Hunter waited until the lethal spell was mid-air before turtling and then died to it.
Many such cases, etc.
Exactly. You can’t. You have to assume that an invisible game mechanic works properly with abilities that are provably bugged in other scenarios.
That’s why I asked for a combat log link. For the scenario with your melee attacks, melee attacks (except for execute) generally do not have a travel time and the damage is dealt the moment the ability is pressed regardless of animation. Execute for some reason has some kind of windup time before dealing its damage. Don’t know why but I only started noticing it in shadowlands.
Yeah, just chopped a spriest through dispers for 100k a few days ago.
That’s my weekend project. I’m going to see about getting an addon or something and test this pretty rigorously with (hopefully) a better tool. I will 100% post findings and either be right or wrong. I do not mind doing a science and proving myself wrong.
And is this in metadata anywhere? Because this has been my theory with turtle from the beginning. Like other “instants” with built in delays, swing timers, etc.
Last time it just resulted in pivoting the discussion in a direction in which you weren’t, though.

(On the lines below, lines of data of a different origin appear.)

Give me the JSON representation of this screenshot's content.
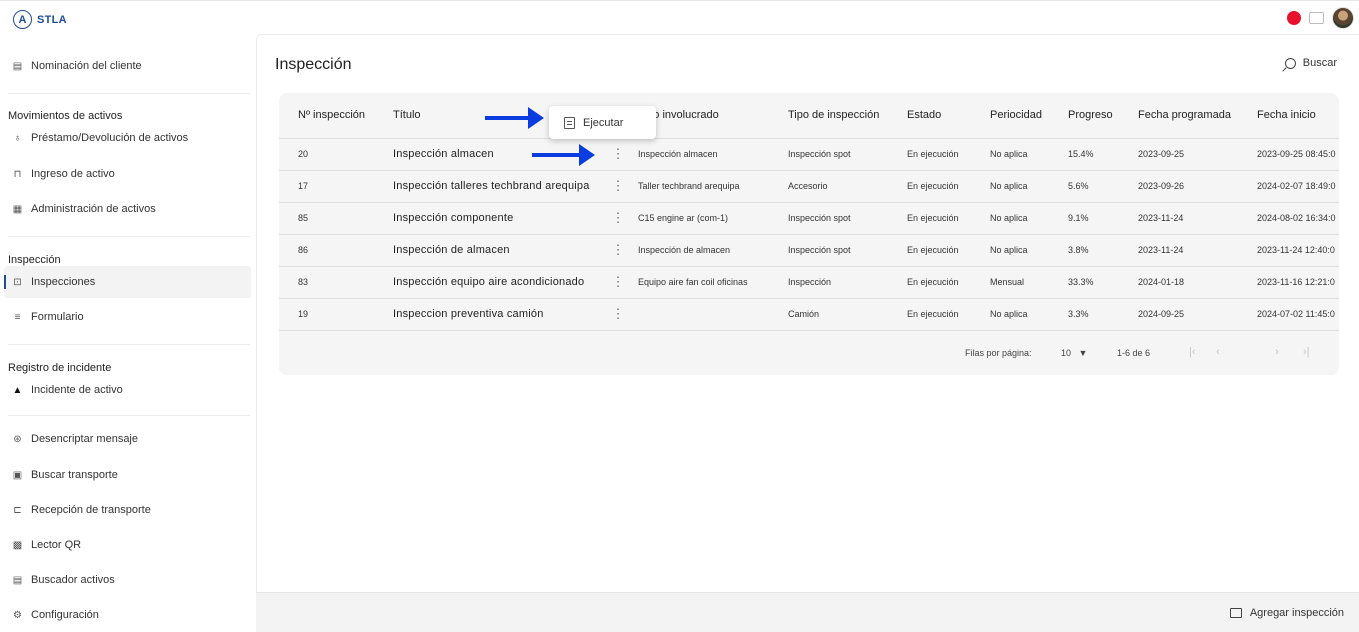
{
  "app": {
    "logo_letter": "A",
    "name": "STLA"
  },
  "sidebar": {
    "nomination": "Nominación del cliente",
    "sections": {
      "movimientos": "Movimientos de activos",
      "inspeccion": "Inspección",
      "registro": "Registro de incidente"
    },
    "items": {
      "prestamo": "Préstamo/Devolución de activos",
      "ingreso": "Ingreso de activo",
      "administracion": "Administración de activos",
      "inspecciones": "Inspecciones",
      "formulario": "Formulario",
      "incidente": "Incidente de activo",
      "desencriptar": "Desencriptar mensaje",
      "buscar_transporte": "Buscar transporte",
      "recepcion": "Recepción de transporte",
      "lector": "Lector QR",
      "buscador": "Buscador activos",
      "configuracion": "Configuración"
    }
  },
  "main": {
    "title": "Inspección",
    "search_label": "Buscar",
    "columns": [
      "Nº inspección",
      "Título",
      "",
      "urso involucrado",
      "Tipo de inspección",
      "Estado",
      "Periocidad",
      "Progreso",
      "Fecha programada",
      "Fecha inicio"
    ],
    "rows": [
      [
        "20",
        "Inspección almacen",
        "Inspección almacen",
        "Inspección spot",
        "En ejecución",
        "No aplica",
        "15.4%",
        "2023-09-25",
        "2023-09-25 08:45:0"
      ],
      [
        "17",
        "Inspección talleres techbrand arequipa",
        "Taller techbrand arequipa",
        "Accesorio",
        "En ejecución",
        "No aplica",
        "5.6%",
        "2023-09-26",
        "2024-02-07 18:49:0"
      ],
      [
        "85",
        "Inspección componente",
        "C15 engine ar (com-1)",
        "Inspección spot",
        "En ejecución",
        "No aplica",
        "9.1%",
        "2023-11-24",
        "2024-08-02 16:34:0"
      ],
      [
        "86",
        "Inspección de almacen",
        "Inspección de almacen",
        "Inspección spot",
        "En ejecución",
        "No aplica",
        "3.8%",
        "2023-11-24",
        "2023-11-24 12:40:0"
      ],
      [
        "83",
        "Inspección equipo aire acondicionado",
        "Equipo aire fan coil oficinas",
        "Inspección",
        "En ejecución",
        "Mensual",
        "33.3%",
        "2024-01-18",
        "2023-11-16 12:21:0"
      ],
      [
        "19",
        "Inspeccion preventiva camión",
        "",
        "Camión",
        "En ejecución",
        "No aplica",
        "3.3%",
        "2024-09-25",
        "2024-07-02 11:45:0"
      ]
    ],
    "pager": {
      "rows_label": "Filas por página:",
      "rows_value": "10",
      "range": "1-6 de 6"
    },
    "menu": {
      "execute_label": "Ejecutar"
    }
  },
  "footer": {
    "add_label": "Agregar inspección"
  },
  "colors": {
    "accent": "#1e4c9a",
    "arrow": "#0a3ce0",
    "record": "#e8102a"
  }
}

No, It proved that I tested blade flurry incorrectly and not the fail condition that I thought I was testing. I was even like super transparent and quick to admit that I was wrong.
best you’re going to get is what I already linked, being the simc spell data dump. Execute doesn’t have anything in its spelldata to shed light on its delay.
I could’ve just linked the github again but I wanted to link my post because it made me feel special
So, we know that instants with delays exist. We know that the delay is not described or listed in the spell’s metadata for any of them. But we DEFINITELY know that turtle or tranq doesn’t have one.
Do you mean instants with travel time? Because no, turtle doesn’t have a travel time.
Delay of effect. You know how like you can observe that execute takes longer than other instant melee abilities, but it’s not listed in the metadata anywhere. When turtle became turtle from deter, it got a significantly longer spell animation, and this grey-area window started happening a lot more. Theory being that there is a nonzero period of time (like with execute) between when you press the button and when the spell actually does it’s effect.